One letter, which was later republished in the New York World, gives an indication of what the Filipinos were up against. It bears reproduction in its entirety:

It was on the 27th of December, the anniversary of my birth, and I shall never forget the scenes I witnessed that day. As we approached the town the word passed along the line that there would be no prisoners taken. It meant we were to shoot every living thing in sight-man woman or child.

The first shot was fired by the then 1st Sergeant of our company. His target was a mere boy, who was coming down the mountain path into town astride of a carabao. The boy was not struck by the bullet, but that was not the Sergeant’s fault. The little Filipino boy slid from the back of his carabao and fled in terror up the mountain side. Half a dozen shots were fired after him.

The shooting now had attracted the villagers, who came out of their homes in alarm, wondering what it all meant. They offered no offense, did not display a weapon, made no hostile movement whatsoever, but they were ruthlessly shot down in cold blood, men, women and children. The poor natives huddled together or fled in terror. Many were pursued and killed on the spot. Two old men, bearing a white flag and clasping hands like two brothers, approached the lines. Their hair was white. Tbey fairly tottered, they were so feeble under the weight of years. To my horror and that of the other men in the command, the order was given to fire and the two old men were shot down in their tracks. We entered the village. A man who had been on a sickbed appeared at the doorway of his home. He received a bullet in the abdomen and fell dead in the doorway. Dum dum bullets were used in the massacre, but we were not told the name of the bullets. We didn’t have to be told. We knew what they were. In another part of the village a mother with a babe at her breast and two young children at her side pleaded for mercy. She feared to leave her home which had just been fired-accidentally, I believe. She faced the flames with her children, and not a hand was raised to save her or the little ones. They perished miserably. It was sure death if she left the house-it was sure death if she remained. She feared the American soldiers, however, worse than the devouring flames.

And ya, I’m definitely dedicating this week to posting things about the Philippine-American War and the U.S. colonial period in the Philippines and all the atrocities U.S. soldiers and the government did to us. All in “God’s name of saving the “n*gger, barbaric, savages” as what they called us and uplifting us from ourselves.”

Because damn it, not many people know about, not even Filipin@’s themselves because the history books in the Philippines, the majority of them are STILL books written by and used by Americans and those that came here to “teach” during the colonial period. Many of them haven’t been updated and is information written by our colonizers.

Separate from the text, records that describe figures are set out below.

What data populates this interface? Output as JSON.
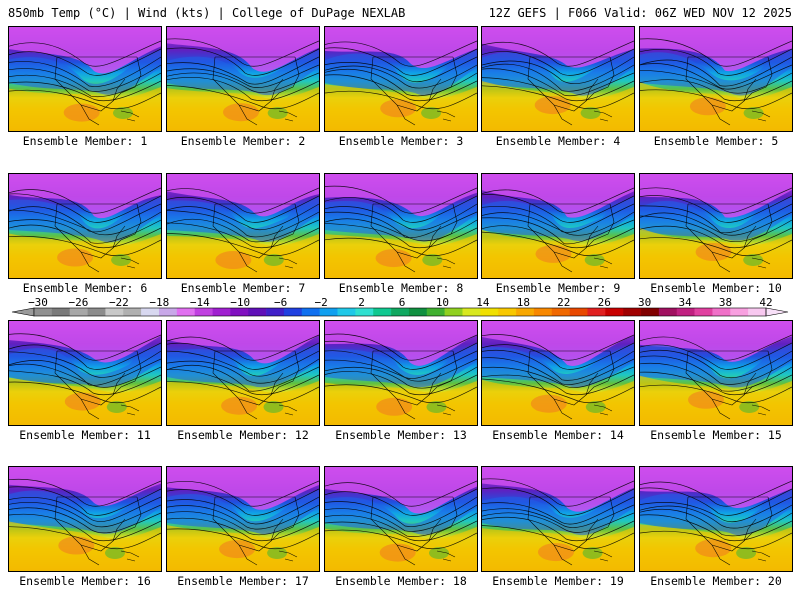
{
  "header": {
    "left": "850mb Temp (°C) | Wind (kts) | College of DuPage NEXLAB",
    "right": "12Z GEFS | F066 Valid: 06Z WED NOV 12 2025"
  },
  "members": [
    {
      "label": "Ensemble Member: 1"
    },
    {
      "label": "Ensemble Member: 2"
    },
    {
      "label": "Ensemble Member: 3"
    },
    {
      "label": "Ensemble Member: 4"
    },
    {
      "label": "Ensemble Member: 5"
    },
    {
      "label": "Ensemble Member: 6"
    },
    {
      "label": "Ensemble Member: 7"
    },
    {
      "label": "Ensemble Member: 8"
    },
    {
      "label": "Ensemble Member: 9"
    },
    {
      "label": "Ensemble Member: 10"
    },
    {
      "label": "Ensemble Member: 11"
    },
    {
      "label": "Ensemble Member: 12"
    },
    {
      "label": "Ensemble Member: 13"
    },
    {
      "label": "Ensemble Member: 14"
    },
    {
      "label": "Ensemble Member: 15"
    },
    {
      "label": "Ensemble Member: 16"
    },
    {
      "label": "Ensemble Member: 17"
    },
    {
      "label": "Ensemble Member: 18"
    },
    {
      "label": "Ensemble Member: 19"
    },
    {
      "label": "Ensemble Member: 20"
    }
  ],
  "colorbar": {
    "labels": [
      "-30",
      "-26",
      "-22",
      "-18",
      "-14",
      "-10",
      "-6",
      "-2",
      "2",
      "6",
      "10",
      "14",
      "18",
      "22",
      "26",
      "30",
      "34",
      "38",
      "42"
    ],
    "colors": [
      "#909090",
      "#7a7a7a",
      "#a8a8a8",
      "#8c8c8c",
      "#c8c8c8",
      "#b0b0b0",
      "#d8d8f0",
      "#c8a8e8",
      "#e070f0",
      "#c040e0",
      "#a020d0",
      "#8010c0",
      "#6010b8",
      "#4020c8",
      "#2040e0",
      "#1070f0",
      "#10a0f0",
      "#20c8e8",
      "#30e0d0",
      "#10c890",
      "#10a860",
      "#109040",
      "#40b030",
      "#90d020",
      "#d8e820",
      "#f0e000",
      "#f8c800",
      "#f8a800",
      "#f88800",
      "#f06800",
      "#e84800",
      "#e02020",
      "#c80000",
      "#a00000",
      "#800000",
      "#a01060",
      "#c02080",
      "#e040a0",
      "#f070c8",
      "#f8a0e0",
      "#f8c8f0"
    ]
  }
}
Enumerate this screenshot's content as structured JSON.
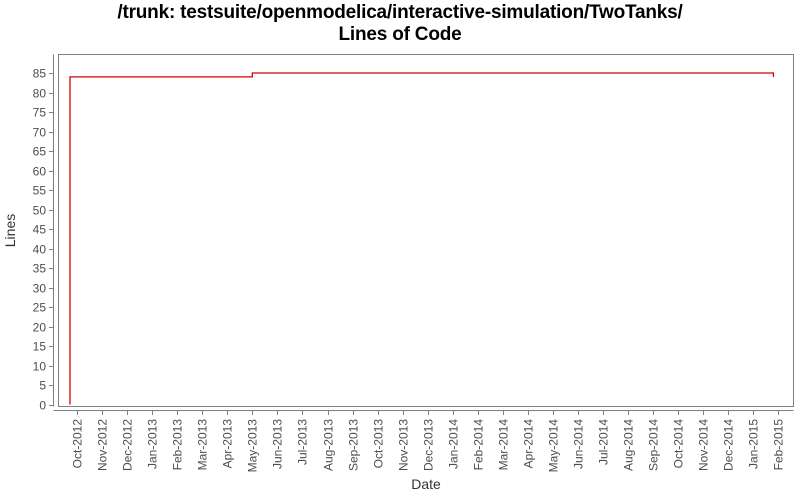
{
  "chart_data": {
    "type": "line",
    "title": "/trunk: testsuite/openmodelica/interactive-simulation/TwoTanks/",
    "subtitle": "Lines of Code",
    "xlabel": "Date",
    "ylabel": "Lines",
    "x_tick_labels": [
      "Oct-2012",
      "Nov-2012",
      "Dec-2012",
      "Jan-2013",
      "Feb-2013",
      "Mar-2013",
      "Apr-2013",
      "May-2013",
      "Jun-2013",
      "Jul-2013",
      "Aug-2013",
      "Sep-2013",
      "Oct-2013",
      "Nov-2013",
      "Dec-2013",
      "Jan-2014",
      "Feb-2014",
      "Mar-2014",
      "Apr-2014",
      "May-2014",
      "Jun-2014",
      "Jul-2014",
      "Aug-2014",
      "Sep-2014",
      "Oct-2014",
      "Nov-2014",
      "Dec-2014",
      "Jan-2015",
      "Feb-2015"
    ],
    "y_ticks": [
      0,
      5,
      10,
      15,
      20,
      25,
      30,
      35,
      40,
      45,
      50,
      55,
      60,
      65,
      70,
      75,
      80,
      85
    ],
    "ylim": [
      0,
      87
    ],
    "grid": false,
    "legend": "none",
    "line_color": "#d40000",
    "axis_color": "#808080",
    "tick_label_color": "#4d4d4d",
    "axis_label_color": "#333333",
    "background_color": "#ffffff",
    "series": [
      {
        "name": "Lines of Code",
        "t_units": "months since Oct-2012 tick (fractional)",
        "points": [
          {
            "t": -0.28,
            "date": "2012-09",
            "loc": 0
          },
          {
            "t": -0.28,
            "date": "2012-09",
            "loc": 84
          },
          {
            "t": 7.0,
            "date": "2013-05",
            "loc": 84
          },
          {
            "t": 7.0,
            "date": "2013-05",
            "loc": 85
          },
          {
            "t": 27.8,
            "date": "2015-01",
            "loc": 85
          },
          {
            "t": 27.8,
            "date": "2015-01",
            "loc": 84
          }
        ]
      }
    ]
  }
}
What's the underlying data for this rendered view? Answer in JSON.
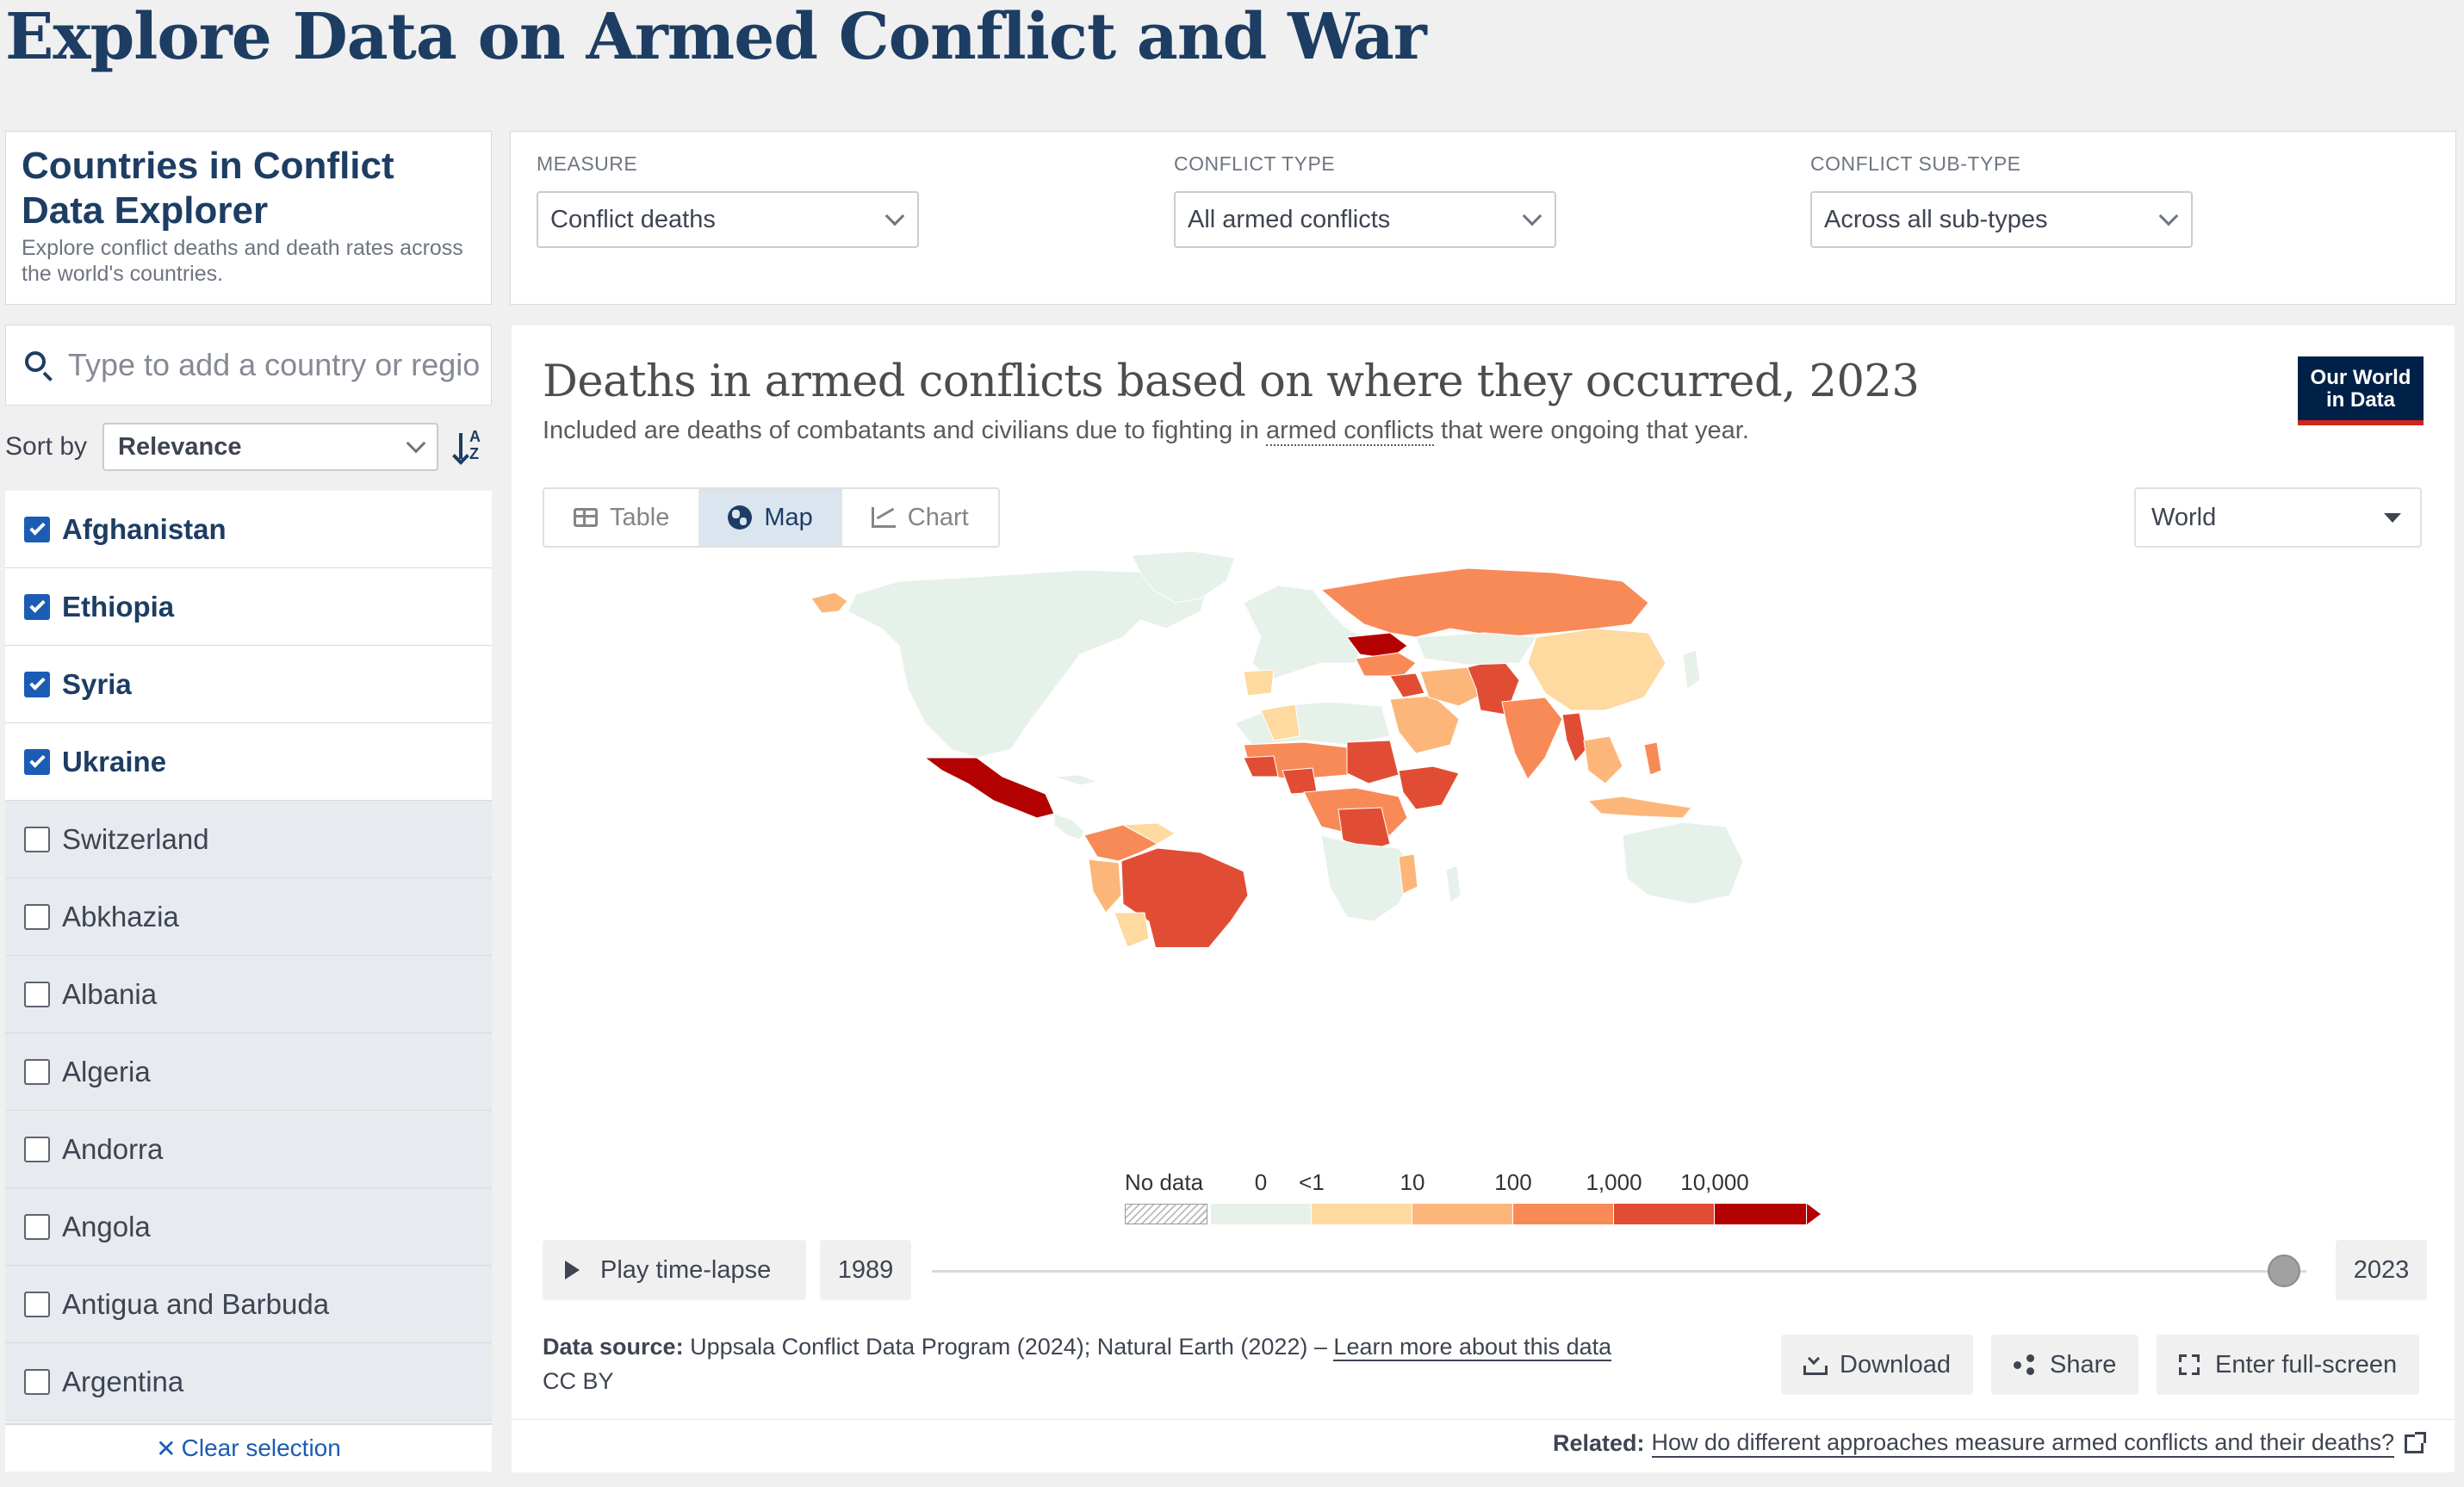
{
  "page": {
    "title": "Explore Data on Armed Conflict and War"
  },
  "intro": {
    "title": "Countries in Conflict Data Explorer",
    "description": "Explore conflict deaths and death rates across the world's countries."
  },
  "controls": [
    {
      "label": "MEASURE",
      "value": "Conflict deaths"
    },
    {
      "label": "CONFLICT TYPE",
      "value": "All armed conflicts"
    },
    {
      "label": "CONFLICT SUB-TYPE",
      "value": "Across all sub-types"
    }
  ],
  "search": {
    "placeholder": "Type to add a country or region"
  },
  "sort": {
    "label": "Sort by",
    "value": "Relevance",
    "icon": "sort-descending-icon"
  },
  "entities": [
    {
      "name": "Afghanistan",
      "selected": true
    },
    {
      "name": "Ethiopia",
      "selected": true
    },
    {
      "name": "Syria",
      "selected": true
    },
    {
      "name": "Ukraine",
      "selected": true
    },
    {
      "name": "Switzerland",
      "selected": false
    },
    {
      "name": "Abkhazia",
      "selected": false
    },
    {
      "name": "Albania",
      "selected": false
    },
    {
      "name": "Algeria",
      "selected": false
    },
    {
      "name": "Andorra",
      "selected": false
    },
    {
      "name": "Angola",
      "selected": false
    },
    {
      "name": "Antigua and Barbuda",
      "selected": false
    },
    {
      "name": "Argentina",
      "selected": false
    }
  ],
  "clear_selection": {
    "label": "Clear selection",
    "icon": "close-icon"
  },
  "chart": {
    "title": "Deaths in armed conflicts based on where they occurred, 2023",
    "subtitle_before": "Included are deaths of combatants and civilians due to fighting in ",
    "subtitle_link": "armed conflicts",
    "subtitle_after": " that were ongoing that year.",
    "logo_line1": "Our World",
    "logo_line2": "in Data",
    "tabs": [
      {
        "label": "Table",
        "icon": "table-icon",
        "active": false
      },
      {
        "label": "Map",
        "icon": "globe-icon",
        "active": true
      },
      {
        "label": "Chart",
        "icon": "line-chart-icon",
        "active": false
      }
    ],
    "region": "World"
  },
  "legend": {
    "no_data_label": "No data",
    "ticks": [
      "0",
      "<1",
      "10",
      "100",
      "1,000",
      "10,000"
    ],
    "colors": [
      "#e6f1e9",
      "#fed9a0",
      "#fdb67a",
      "#f88a57",
      "#e14d34",
      "#b30000"
    ]
  },
  "timeline": {
    "play_label": "Play time-lapse",
    "start_year": "1989",
    "end_year": "2023",
    "position": 1.0
  },
  "footer": {
    "source_label": "Data source:",
    "source_text": " Uppsala Conflict Data Program (2024); Natural Earth (2022) – ",
    "source_link": "Learn more about this data",
    "license": "CC BY",
    "download_label": "Download",
    "share_label": "Share",
    "fullscreen_label": "Enter full-screen",
    "related_label": "Related:",
    "related_link": "How do different approaches measure armed conflicts and their deaths?"
  },
  "map_colors": {
    "none": "#e6f1e9",
    "lt1": "#fed9a0",
    "ten": "#fdb67a",
    "hundred": "#f88a57",
    "thousand": "#e14d34",
    "tenthousand": "#b30000"
  }
}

So all this week will be history week on Pinoy-Culture all based on the Philippine-American War, U.S. colonialism and imperialism in the Philippines, and the atrocities during their colonial rule from the burning of homes and villages, to shooting every Filipin@, man, woman, and child in sight, to torture methods such as the water cure torture, to the concentration camps that if you were seen outside of it you were immediately shot dead. To where they wanted to come with a plan to kill every Filipin@ in sight to the point of killing half the population and in the words of General Shafter in January 1900, “My plan, would be to disarm the natives of the Philipine Islands, even if we have to kill half of them to do it.” Hell even McArthur, an imperialist himself, admitted that the Filipin@’s hated the Americans and that it would take at least ten years of fighting against us in order to finally subdue us into submission.

So yes. It’s time for a history lesson.